Menyapih Radif, Weaning With Love

Radif disapih saat umurnya belum genap 26 bulan. Cukup dini menurutku. Sejujurnya, aku tidak terburu-buru ingin segera menyapihnya. Drama menyusui yang cukup menguras mental dan tenagaku tak lantas membuatku lekas ingin berhenti. Ada rasa sayang untuk mengakhiri segala bonding saat menyusui. Aku merasa bahwa memang proses menyusui adalah kedekatan dan kelekatan dengan anak yang paling tidak bisa digantikan. Menyapih berarti memisahkannya dengan sesuatu yang membuatnya begitu bergantung selama ini. That's why it feels so hard to end.

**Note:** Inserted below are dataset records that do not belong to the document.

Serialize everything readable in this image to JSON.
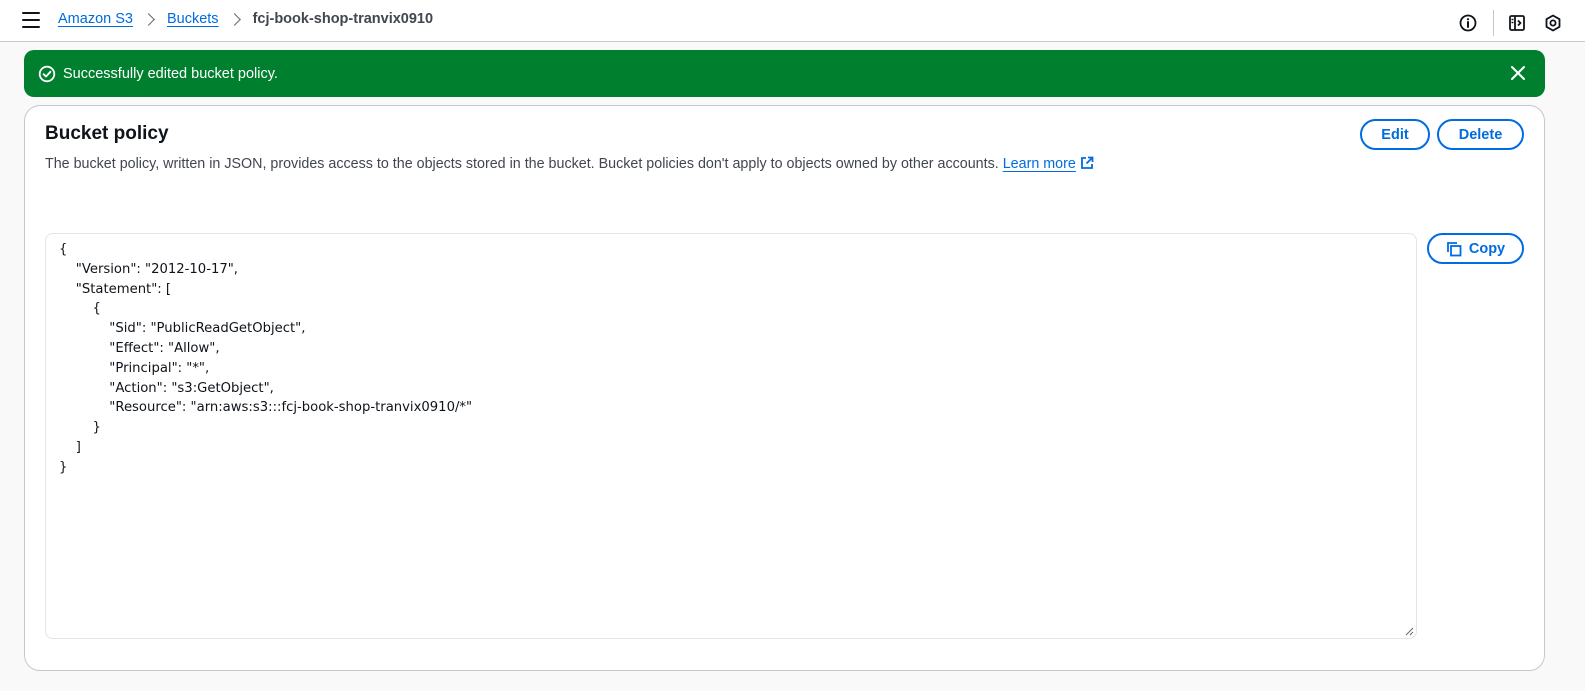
{
  "breadcrumb": {
    "items": [
      {
        "label": "Amazon S3"
      },
      {
        "label": "Buckets"
      }
    ],
    "current": "fcj-book-shop-tranvix0910"
  },
  "top_icons": [
    "info-icon",
    "notifications-panel-icon",
    "settings-icon"
  ],
  "flash": {
    "message": "Successfully edited bucket policy.",
    "color": "#00802f"
  },
  "panel": {
    "title": "Bucket policy",
    "description": "The bucket policy, written in JSON, provides access to the objects stored in the bucket. Bucket policies don't apply to objects owned by other accounts.",
    "learn_more": "Learn more",
    "edit_label": "Edit",
    "delete_label": "Delete",
    "copy_label": "Copy",
    "policy_json": "{\n    \"Version\": \"2012-10-17\",\n    \"Statement\": [\n        {\n            \"Sid\": \"PublicReadGetObject\",\n            \"Effect\": \"Allow\",\n            \"Principal\": \"*\",\n            \"Action\": \"s3:GetObject\",\n            \"Resource\": \"arn:aws:s3:::fcj-book-shop-tranvix0910/*\"\n        }\n    ]\n}"
  },
  "colors": {
    "link": "#006ce0",
    "text": "#0f141a",
    "secondary_text": "#424650",
    "border": "#c6c6cd"
  }
}
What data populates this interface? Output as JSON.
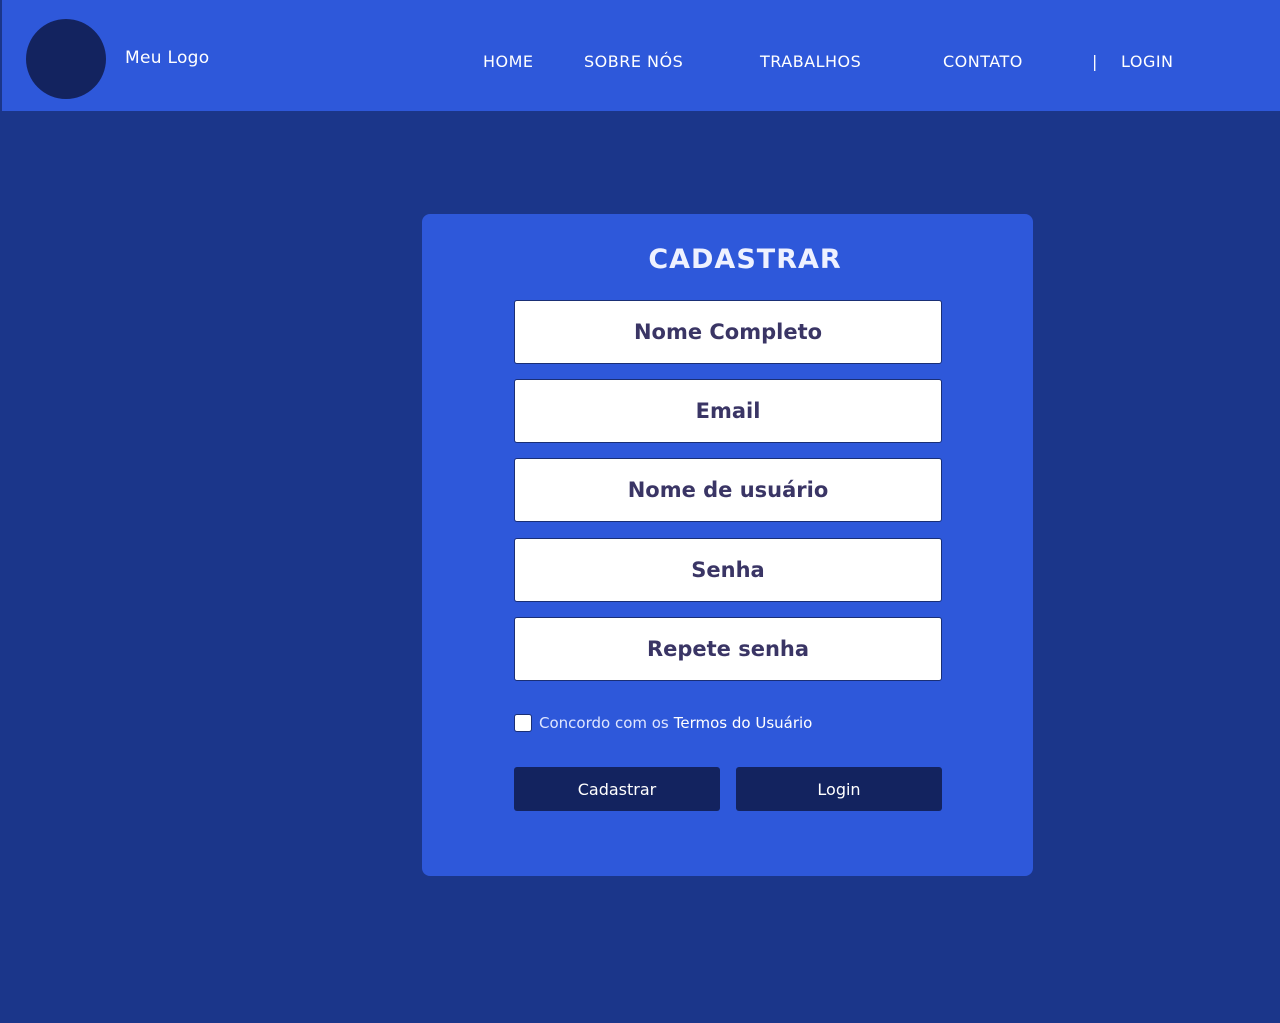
{
  "header": {
    "logo_text": "Meu Logo",
    "nav": [
      {
        "label": "HOME"
      },
      {
        "label": "SOBRE NÓS"
      },
      {
        "label": "TRABALHOS"
      },
      {
        "label": "CONTATO"
      }
    ],
    "separator": "|",
    "login_label": "LOGIN"
  },
  "form": {
    "title": "CADASTRAR",
    "fields": [
      {
        "placeholder": "Nome Completo"
      },
      {
        "placeholder": "Email"
      },
      {
        "placeholder": "Nome de usuário"
      },
      {
        "placeholder": "Senha"
      },
      {
        "placeholder": "Repete senha"
      }
    ],
    "terms_text": "Concordo com os",
    "terms_link": "Termos do Usuário",
    "submit_label": "Cadastrar",
    "login_label": "Login"
  },
  "colors": {
    "background": "#1b368a",
    "header": "#2e58da",
    "card": "#2e58da",
    "button": "#13235f",
    "field_text": "#3a3565"
  }
}
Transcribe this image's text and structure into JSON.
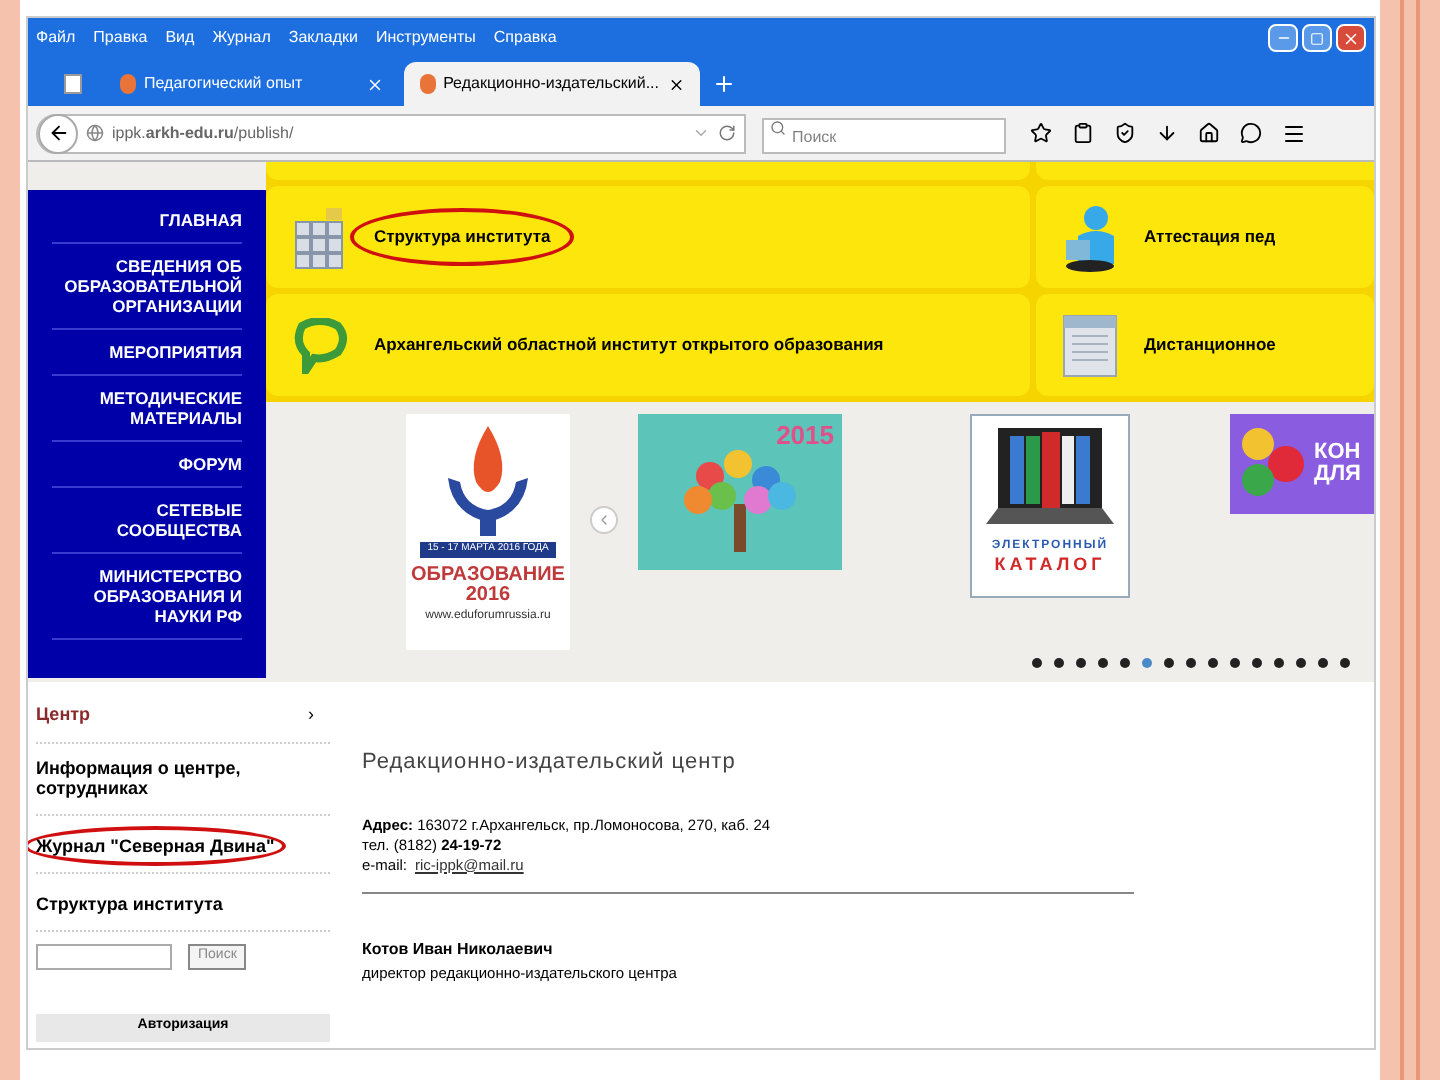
{
  "menu_bar": [
    "Файл",
    "Правка",
    "Вид",
    "Журнал",
    "Закладки",
    "Инструменты",
    "Справка"
  ],
  "tabs": [
    {
      "kind": "pinned",
      "selected": false
    },
    {
      "kind": "tab",
      "label": "Педагогический опыт",
      "selected": false
    },
    {
      "kind": "tab",
      "label": "Редакционно-издательский...",
      "selected": true
    }
  ],
  "address_bar": {
    "url": "ippk.**arkh-edu.ru**/publish/"
  },
  "search_field": {
    "placeholder": "Поиск"
  },
  "nav_menu": [
    "ГЛАВНАЯ",
    "СВЕДЕНИЯ ОБ ОБРАЗОВАТЕЛЬНОЙ ОРГАНИЗАЦИИ",
    "МЕРОПРИЯТИЯ",
    "МЕТОДИЧЕСКИЕ МАТЕРИАЛЫ",
    "ФОРУМ",
    "СЕТЕВЫЕ СООБЩЕСТВА",
    "МИНИСТЕРСТВО ОБРАЗОВАНИЯ И НАУКИ РФ"
  ],
  "tiles": [
    {
      "kind": "blocks",
      "label": "Структура института",
      "highlighted": true
    },
    {
      "kind": "person",
      "label": "Аттестация пед",
      "highlighted": false
    },
    {
      "kind": "speech",
      "label": "Архангельский областной институт открытого образования",
      "highlighted": false
    },
    {
      "kind": "document",
      "label": "Дистанционное",
      "highlighted": false
    }
  ],
  "carousel": {
    "banners": [
      {
        "kind": "forum",
        "texts": [
          "15 - 17 МАРТА 2016 ГОДА",
          "ОБРАЗОВАНИЕ",
          "2016",
          "www.eduforumrussia.ru"
        ]
      },
      {
        "kind": "tree",
        "texts": [
          "2015"
        ]
      },
      {
        "kind": "catalog",
        "texts": [
          "ЭЛЕКТРОННЫЙ",
          "КАТАЛОГ"
        ]
      },
      {
        "kind": "puzzle",
        "texts": [
          "КОН",
          "ДЛЯ"
        ]
      }
    ],
    "dots": [
      {
        "selected": false
      },
      {
        "selected": false
      },
      {
        "selected": false
      },
      {
        "selected": false
      },
      {
        "selected": false
      },
      {
        "selected": true
      },
      {
        "selected": false
      },
      {
        "selected": false
      },
      {
        "selected": false
      },
      {
        "selected": false
      },
      {
        "selected": false
      },
      {
        "selected": false
      },
      {
        "selected": false
      },
      {
        "selected": false
      },
      {
        "selected": false
      }
    ]
  },
  "side_menu": {
    "header": "Центр",
    "arrow": "›",
    "items": [
      {
        "label": "Информация о центре, сотрудниках",
        "highlighted": false
      },
      {
        "label": "Журнал \"Северная Двина\"",
        "highlighted": true
      },
      {
        "label": "Структура института",
        "highlighted": false
      }
    ],
    "search_button": "Поиск",
    "login": "Авторизация"
  },
  "content": {
    "title": "Редакционно-издательский центр",
    "address": "**Адрес:** 163072 г.Архангельск, пр.Ломоносова, 270, каб. 24",
    "phone": "тел. (8182) **24-19-72**",
    "email_label": "e-mail:",
    "email": "ric-ippk@mail.ru",
    "person_name": "Котов Иван Николаевич",
    "person_role": "директор редакционно-издательского центра"
  }
}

Sebenarnya, proses sounding dalam menyapih ini sudah ku lakukan sejak umurnya setahun. Kata beberapa pakar, hal utama yang sebaiknya dilakukan saat memulai proses penyapihan adalah sounding sedini mungkin. Kapan waktu yang tepat untuk sounding ini sangat bergantung dari kapan kamu ingin menyapih anakmu. Saat itu, jujur aku belum punya gambaran kapan aku siap menyapihnya. Sempat terpikir akan menyapihnya di usia 28 bulan. Tersebutlah aku memutuskan untuk melakukan sounding di usia setahun. Kalimat yang biasa ku sampaikan padanya adalah, "Radif, nanti kalau Radif sudah 2 tahun, Radif sudah tidak nenen lagi ya. Soalnya Radif sudah besar. Nenen cuma untuk bayi." Ditambah kata-kata, "Mama tetap sayang sama Radif walaupun udah nggak nenen lagi." Lalu ku peluk. Biasanya untuk memberi gambaran umur 2 tahun, aku menyanyikan lagu selamat ulang tahun sambil tepuk tangan. Responnya ya selayaknya bayi setahun, entah mengerti atau tidak mengerti tetap ku lakukan hampir setiap hari. Memang tidak serta merta rutin ku lakukan, tapi cukup sering menurutku. Tips pertama adalah, jangan pernah membohongi anak just to make him stop. Instead of, membohonginya kalau mamanya sakit atau alasan lain yang dibuat-buat, sebaiknya jujur saja pada anak tujuan dia disapih apa. Toh, pada akhirnya dia juga harus berhenti, jadi untuk apa membohonginya. Tidak perlu juga menggunakan cara-cara lama dengan mengoles benda-benda di area payudara agar rasanya berubah menjadi tidak enak. Menurutku justru itu akan mempersulit proses menyapih, terlebih jika bahan-bahan yang dioles adalah bahan-bahan berbahaya seperti balsem atau yang lain-lain. Menyapih adalah bagian dari proses dia bertumbuh. Menyapih adalah fase anak belajar menerima bahwa dia harus melepaskan sesuatu yang selama ini membuatnya bergantung. Sayang sekali bila kita merusaknya dengan melakukan hal-hal yang traumatis.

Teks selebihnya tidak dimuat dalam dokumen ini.